Directions : Read the following passage carefully and answer the questions given below it.
On a personal level, winning doesn’t mean the other guy has to lose. As former P&G brand manager Bruce Miller put in, ‘It’s not a zero-sum game. It’s more like golf than tennis, you are playing against yourself and the course, not the guy across the net or in the next office. Play your best game and, if it’s good enough, you’ll be a winner. You might not achieve the specific goal you have set, but the company is big enough and flexible enough to move you up and onward in a way that suits your talents. That’s winning.”
Miller remembers the story of an assistant brand manager who, by his own account, was achieving great things and looked as if he had the world by the tail. At about the time his “class” was ready to go out on sales training, he had a closed-door meeting with his boss. His peers assumed he was the first to get the nod. It turned out his performance had all along been more flash than substance, and the meeting with his boss was to discuss other career alternatives inside or outside the company. Miller is convinced that the moral of the story is that winning is all about your own performance and not about keeping up with what the other guy seems to be doing.
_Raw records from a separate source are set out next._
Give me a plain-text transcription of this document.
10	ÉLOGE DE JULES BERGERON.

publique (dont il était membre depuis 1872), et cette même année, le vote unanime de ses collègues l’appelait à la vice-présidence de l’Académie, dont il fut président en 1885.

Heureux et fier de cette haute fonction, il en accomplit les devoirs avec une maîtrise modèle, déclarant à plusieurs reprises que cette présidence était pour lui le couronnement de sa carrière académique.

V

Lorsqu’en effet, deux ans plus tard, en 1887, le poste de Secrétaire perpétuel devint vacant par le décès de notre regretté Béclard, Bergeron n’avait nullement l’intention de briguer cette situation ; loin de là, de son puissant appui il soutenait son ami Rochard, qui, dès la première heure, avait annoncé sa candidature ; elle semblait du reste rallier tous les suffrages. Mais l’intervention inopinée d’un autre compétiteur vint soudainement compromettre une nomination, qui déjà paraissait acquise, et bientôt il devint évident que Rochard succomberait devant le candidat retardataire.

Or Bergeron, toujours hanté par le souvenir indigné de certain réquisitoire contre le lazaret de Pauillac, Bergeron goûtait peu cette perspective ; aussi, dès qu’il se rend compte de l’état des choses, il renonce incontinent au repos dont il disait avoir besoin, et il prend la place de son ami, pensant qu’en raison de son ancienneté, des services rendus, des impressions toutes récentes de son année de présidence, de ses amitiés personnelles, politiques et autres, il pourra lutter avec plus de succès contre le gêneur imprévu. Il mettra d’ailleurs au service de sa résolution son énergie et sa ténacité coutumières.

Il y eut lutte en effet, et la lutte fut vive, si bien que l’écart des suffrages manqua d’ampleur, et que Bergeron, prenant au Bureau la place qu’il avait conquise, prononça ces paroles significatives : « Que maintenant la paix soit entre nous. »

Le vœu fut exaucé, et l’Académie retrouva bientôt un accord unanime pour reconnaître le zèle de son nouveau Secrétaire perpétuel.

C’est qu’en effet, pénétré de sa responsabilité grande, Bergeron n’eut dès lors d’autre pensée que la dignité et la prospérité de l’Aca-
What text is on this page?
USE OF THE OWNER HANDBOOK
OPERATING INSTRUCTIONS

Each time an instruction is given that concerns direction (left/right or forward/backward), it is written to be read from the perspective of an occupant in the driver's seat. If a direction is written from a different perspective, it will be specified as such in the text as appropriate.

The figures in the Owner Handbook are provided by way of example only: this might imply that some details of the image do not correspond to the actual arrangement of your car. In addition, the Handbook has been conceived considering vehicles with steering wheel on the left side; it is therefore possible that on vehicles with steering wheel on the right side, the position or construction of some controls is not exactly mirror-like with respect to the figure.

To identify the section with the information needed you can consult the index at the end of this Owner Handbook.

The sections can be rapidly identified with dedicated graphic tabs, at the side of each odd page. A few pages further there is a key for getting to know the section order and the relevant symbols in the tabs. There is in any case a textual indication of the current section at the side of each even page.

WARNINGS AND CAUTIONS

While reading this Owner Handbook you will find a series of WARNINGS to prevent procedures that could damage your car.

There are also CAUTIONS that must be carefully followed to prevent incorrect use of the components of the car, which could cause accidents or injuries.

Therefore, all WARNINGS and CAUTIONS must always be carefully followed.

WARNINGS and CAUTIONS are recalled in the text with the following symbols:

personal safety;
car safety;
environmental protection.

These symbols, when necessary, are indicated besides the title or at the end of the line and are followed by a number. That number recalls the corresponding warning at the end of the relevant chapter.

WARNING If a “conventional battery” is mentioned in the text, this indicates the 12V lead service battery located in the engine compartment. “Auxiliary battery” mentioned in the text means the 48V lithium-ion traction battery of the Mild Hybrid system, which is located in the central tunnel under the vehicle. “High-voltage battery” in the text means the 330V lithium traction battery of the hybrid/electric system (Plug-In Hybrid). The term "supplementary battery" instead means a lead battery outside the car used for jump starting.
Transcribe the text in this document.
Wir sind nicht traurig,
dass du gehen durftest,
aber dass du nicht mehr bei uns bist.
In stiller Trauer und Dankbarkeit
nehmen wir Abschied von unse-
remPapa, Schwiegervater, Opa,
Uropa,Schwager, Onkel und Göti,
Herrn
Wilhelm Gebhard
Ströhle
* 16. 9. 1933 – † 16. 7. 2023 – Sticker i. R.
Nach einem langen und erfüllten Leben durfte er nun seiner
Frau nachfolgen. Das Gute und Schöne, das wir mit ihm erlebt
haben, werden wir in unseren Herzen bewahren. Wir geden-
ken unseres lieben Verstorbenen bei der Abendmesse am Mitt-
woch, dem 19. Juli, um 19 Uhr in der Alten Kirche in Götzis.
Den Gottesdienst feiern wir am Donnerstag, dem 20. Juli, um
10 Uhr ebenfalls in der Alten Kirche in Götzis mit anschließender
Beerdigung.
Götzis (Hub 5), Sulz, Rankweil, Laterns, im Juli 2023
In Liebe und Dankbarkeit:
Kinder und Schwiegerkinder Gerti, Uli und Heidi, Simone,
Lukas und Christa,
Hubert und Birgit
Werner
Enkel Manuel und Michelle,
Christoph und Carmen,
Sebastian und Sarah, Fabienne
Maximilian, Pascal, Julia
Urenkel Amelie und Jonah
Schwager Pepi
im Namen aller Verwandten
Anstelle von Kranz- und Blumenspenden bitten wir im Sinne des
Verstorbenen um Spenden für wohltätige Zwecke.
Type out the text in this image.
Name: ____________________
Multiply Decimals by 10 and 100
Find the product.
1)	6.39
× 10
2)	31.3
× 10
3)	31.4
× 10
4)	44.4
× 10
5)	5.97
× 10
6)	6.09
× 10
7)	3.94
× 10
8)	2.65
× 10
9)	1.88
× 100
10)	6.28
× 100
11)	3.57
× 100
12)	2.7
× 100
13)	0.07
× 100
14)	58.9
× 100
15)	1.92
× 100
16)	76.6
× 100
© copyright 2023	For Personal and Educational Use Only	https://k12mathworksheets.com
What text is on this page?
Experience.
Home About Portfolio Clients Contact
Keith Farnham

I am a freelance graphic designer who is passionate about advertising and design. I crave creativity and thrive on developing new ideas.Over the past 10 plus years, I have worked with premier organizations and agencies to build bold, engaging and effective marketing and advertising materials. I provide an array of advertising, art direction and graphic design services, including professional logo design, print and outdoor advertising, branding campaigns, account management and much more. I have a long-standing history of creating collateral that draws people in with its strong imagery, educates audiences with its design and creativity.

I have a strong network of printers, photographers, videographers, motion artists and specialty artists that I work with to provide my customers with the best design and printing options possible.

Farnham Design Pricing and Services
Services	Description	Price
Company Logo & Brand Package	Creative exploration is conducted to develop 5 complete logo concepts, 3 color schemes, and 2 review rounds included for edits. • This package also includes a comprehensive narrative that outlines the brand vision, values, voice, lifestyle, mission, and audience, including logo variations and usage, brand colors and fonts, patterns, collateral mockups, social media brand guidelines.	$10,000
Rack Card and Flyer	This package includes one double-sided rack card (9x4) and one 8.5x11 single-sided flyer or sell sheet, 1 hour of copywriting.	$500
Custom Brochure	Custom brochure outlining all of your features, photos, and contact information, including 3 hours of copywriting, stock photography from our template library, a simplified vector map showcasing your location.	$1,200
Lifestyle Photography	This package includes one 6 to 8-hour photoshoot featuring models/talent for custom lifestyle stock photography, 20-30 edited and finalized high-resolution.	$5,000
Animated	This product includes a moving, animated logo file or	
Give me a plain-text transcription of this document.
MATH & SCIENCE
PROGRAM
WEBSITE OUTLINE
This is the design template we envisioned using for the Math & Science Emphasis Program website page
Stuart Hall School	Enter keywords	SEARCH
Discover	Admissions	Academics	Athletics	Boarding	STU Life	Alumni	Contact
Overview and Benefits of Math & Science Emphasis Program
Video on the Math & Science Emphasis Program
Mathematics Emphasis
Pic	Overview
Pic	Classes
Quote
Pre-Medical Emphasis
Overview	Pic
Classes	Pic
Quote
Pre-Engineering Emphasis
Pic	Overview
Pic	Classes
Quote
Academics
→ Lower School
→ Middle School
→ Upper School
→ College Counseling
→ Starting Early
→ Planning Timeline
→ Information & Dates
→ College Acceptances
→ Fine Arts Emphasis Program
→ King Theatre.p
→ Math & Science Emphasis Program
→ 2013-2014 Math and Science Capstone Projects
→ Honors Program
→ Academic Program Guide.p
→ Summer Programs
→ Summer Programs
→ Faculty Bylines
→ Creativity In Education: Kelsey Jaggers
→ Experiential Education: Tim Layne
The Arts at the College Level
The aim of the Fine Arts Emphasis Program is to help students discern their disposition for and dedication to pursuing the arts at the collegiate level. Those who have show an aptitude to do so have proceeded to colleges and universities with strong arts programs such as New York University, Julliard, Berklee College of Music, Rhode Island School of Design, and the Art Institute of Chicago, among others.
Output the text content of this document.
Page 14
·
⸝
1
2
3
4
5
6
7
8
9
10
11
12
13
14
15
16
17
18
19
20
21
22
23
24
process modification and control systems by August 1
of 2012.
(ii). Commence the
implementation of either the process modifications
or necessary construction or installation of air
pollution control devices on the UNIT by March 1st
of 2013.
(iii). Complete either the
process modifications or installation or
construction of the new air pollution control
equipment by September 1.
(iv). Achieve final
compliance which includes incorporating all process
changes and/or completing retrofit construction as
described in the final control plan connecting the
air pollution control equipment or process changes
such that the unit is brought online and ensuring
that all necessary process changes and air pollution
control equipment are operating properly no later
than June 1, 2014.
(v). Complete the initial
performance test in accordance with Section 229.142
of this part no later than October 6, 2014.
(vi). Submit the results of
Former CEO ED Artzt equates winning with professionalism: It’s mastery of the fundamentals. And that’s what you must do to win in management. You must master the fundamentals of the business you’re in, the functions you perform, and the process of managing people. If you don’t do that, you’ll eventually become a journeyman or journeywoman, and the brilliance you once had will surly tarnish.
Mastering the fundamentals of any profession, be it in the arts, sports, or business, requires great sacrifice, endless repetition, and a constant search for the best way to do things. A professional in search of mastery brings an attitude to his or her work that no sacrifice is too great, and no experience or grunt work is too menial if it helps achieve mastery of the fundamentals. It all begins with attitude, striving to attain professionalism and embracing winning as a way of life. If you want to become a winning manager, I urge you to embrace that attitude with all your might.